O tratamento da pessoa jurídica e do grupo econômico na lei da liberdade econômica

lei da liberdade econômica
lei da liberdade econômica

 

A recente conversão da MP 881/19 na Lei nº 13.874, de 20 de setembro de 2019, conhecida comumente como lei da liberdade econômica — cujos princípios norteadores são a liberdade como uma garantia no exercício das atividades econômicas, a boa-fé do particular perante o poder público, a intervenção subsidiária e excepcional do Estado e, por fim, o reconhecimento da vulnerabilidade do particular perante o ente estatal —, consolidou de vez as normas que haviam sido estabelecidas pela presidência da República para proteger a livre iniciativa e o livre exercício de atividades econômicas.

Aliás, em relação a esse assunto, impõe-se destacar o especial tratamento conferido à pessoa jurídica, por meio das alterações promovidas por essa lei no Código Civil, que reforçaram o entendimento de que ela não se confunde com os respectivos sócios, tampouco com os seus associados, seus instituidores e respectivos administradores (cf. CC, art. 49-A).

De igual modo no que concerne à respectiva autonomia patrimonial. Aliás, a esse respeito, oportuno se faz ressaltar que o parágrafo único do artigo 49-A do Código Civil — incluído na legislação ordinária pela mencionada lei da liberdade econômica —, reconheceu expressamente a autonomia patrimonial da pessoa jurídica como uma importante forma de alocação e segregação de riscos legalmente estabelecida para estimular empreendimentos, gerar empregos, tributos, renda e inovação em prol de todos.

Contudo, se de um lado a lei da liberdade econômica reconhece e protege, no âmbito da pessoa jurídica, a distinção entre os seus sócios e a sua autonomia patrimonial, por outro lado permite a sua desconsideração nas hipóteses em que houver abuso envolvendo a respectiva personalidade jurídica, caracterizado pelo desvio de finalidade ou pela confusão patrimonial, para alcançar não apenas os bens particulares do administrador, mas, também, do sócio beneficiado direta ou indiretamente pelo abuso (cf. CC, art. 50, com a redação dada pela lei da liberdade econômica).

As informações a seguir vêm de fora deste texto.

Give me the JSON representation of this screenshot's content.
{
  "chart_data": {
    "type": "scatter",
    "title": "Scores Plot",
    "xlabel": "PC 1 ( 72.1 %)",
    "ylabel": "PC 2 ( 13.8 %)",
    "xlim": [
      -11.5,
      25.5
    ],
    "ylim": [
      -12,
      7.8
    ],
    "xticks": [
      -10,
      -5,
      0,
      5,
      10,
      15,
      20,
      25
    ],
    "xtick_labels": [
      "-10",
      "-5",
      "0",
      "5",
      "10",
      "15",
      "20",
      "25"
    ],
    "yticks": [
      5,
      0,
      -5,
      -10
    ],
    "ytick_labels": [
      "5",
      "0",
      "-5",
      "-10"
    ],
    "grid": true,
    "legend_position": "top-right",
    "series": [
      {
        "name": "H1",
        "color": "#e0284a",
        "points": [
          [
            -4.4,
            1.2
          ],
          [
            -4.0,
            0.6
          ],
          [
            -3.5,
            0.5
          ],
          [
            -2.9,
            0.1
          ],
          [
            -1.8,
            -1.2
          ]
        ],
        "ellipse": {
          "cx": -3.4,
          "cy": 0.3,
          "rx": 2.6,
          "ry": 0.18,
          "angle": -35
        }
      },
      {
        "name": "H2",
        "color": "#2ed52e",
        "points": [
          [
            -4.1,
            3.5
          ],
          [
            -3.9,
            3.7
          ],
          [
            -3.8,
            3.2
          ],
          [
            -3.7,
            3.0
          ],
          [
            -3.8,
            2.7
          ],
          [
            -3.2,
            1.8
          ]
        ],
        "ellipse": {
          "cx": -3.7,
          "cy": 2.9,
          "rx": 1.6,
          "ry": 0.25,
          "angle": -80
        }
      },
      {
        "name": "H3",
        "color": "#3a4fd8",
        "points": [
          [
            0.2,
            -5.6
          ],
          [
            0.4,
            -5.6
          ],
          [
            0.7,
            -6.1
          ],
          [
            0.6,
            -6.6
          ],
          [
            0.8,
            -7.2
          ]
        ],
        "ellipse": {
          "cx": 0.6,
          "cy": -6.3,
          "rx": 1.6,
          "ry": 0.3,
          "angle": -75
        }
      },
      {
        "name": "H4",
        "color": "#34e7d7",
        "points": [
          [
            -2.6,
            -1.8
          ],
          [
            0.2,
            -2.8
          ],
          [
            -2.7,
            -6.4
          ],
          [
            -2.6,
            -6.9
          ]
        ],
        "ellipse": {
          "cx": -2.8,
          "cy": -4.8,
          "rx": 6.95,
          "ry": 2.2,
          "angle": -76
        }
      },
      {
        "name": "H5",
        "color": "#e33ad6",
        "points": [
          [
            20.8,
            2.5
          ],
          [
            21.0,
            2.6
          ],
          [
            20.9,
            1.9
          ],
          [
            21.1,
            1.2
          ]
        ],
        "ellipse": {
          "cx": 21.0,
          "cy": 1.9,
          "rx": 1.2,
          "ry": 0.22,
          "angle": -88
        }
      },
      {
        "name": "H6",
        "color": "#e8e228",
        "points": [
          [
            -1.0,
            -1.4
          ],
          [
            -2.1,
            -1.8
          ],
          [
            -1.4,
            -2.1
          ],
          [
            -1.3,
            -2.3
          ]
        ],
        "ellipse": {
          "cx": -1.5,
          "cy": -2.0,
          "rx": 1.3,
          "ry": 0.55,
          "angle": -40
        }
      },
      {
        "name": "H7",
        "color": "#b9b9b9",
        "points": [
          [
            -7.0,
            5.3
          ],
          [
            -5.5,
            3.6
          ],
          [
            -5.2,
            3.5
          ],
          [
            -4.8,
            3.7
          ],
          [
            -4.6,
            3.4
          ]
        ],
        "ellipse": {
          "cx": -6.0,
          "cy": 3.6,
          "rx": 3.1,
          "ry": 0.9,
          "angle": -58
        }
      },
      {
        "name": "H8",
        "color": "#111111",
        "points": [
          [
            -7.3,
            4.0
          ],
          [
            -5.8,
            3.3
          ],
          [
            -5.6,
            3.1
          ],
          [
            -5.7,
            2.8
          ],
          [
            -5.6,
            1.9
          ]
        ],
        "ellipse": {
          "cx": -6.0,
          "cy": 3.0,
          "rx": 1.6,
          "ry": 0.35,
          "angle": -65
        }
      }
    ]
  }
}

É importante ressaltar, a esse respeito, que o próprio Superior Tribunal de Justiça (STJ) já havia consolidado entendimento sobre a importância desse remédio jurídico no âmbito das relações juridicamente tuteladas. Segundo o ministro Luis Felipe Salomão, da 4ª Turma dessa corte superior, “o instituto da desconsideração da personalidade jurídica se apresenta como importante mecanismo de recuperação de crédito, combate à fraude e, por consequência, fortalecimento da segurança do mercado, em razão do acréscimo de garantia aos credores, atuando, processualmente, sobre o polo passivo da relação, modificando ou ampliando a responsabilidade patrimonial” (cf. STJ, REsp. nº 1.729.554/SP 2017/0306831-0; j. 08/05/18).

Assim, se o sócio ou o administrador, em razão de conduta abusiva, forem por conta disso beneficiados financeiramente ou por qualquer outra forma capaz de mensuração econômica, poderão, por força da legislação pertinente, ser alcançados pela desconsideração da personalidade jurídica, para restituição da integralidade do proveito obtido, seja ele de ordem financeira ou econômica, por meio de seus patrimônios pessoais.

Também é importante ressaltar que a desconsideração da personalidade jurídica só alcança o sócio dotado de poder de gestão. Já os demais, desprovidos desse poder e que de alguma forma obtiveram benefícios indevidamente, não poderão ser responsabilizados por conduta abusiva, mas, em vez disso, apenas por enriquecimento ilícito.

Outra particularidade digna de nota sobre a lei da liberdade econômica são os contornos por ela delineados a respeito dessa abusividade, caracterizada legalmente pelo desvio de finalidade e pela confusão patrimonial.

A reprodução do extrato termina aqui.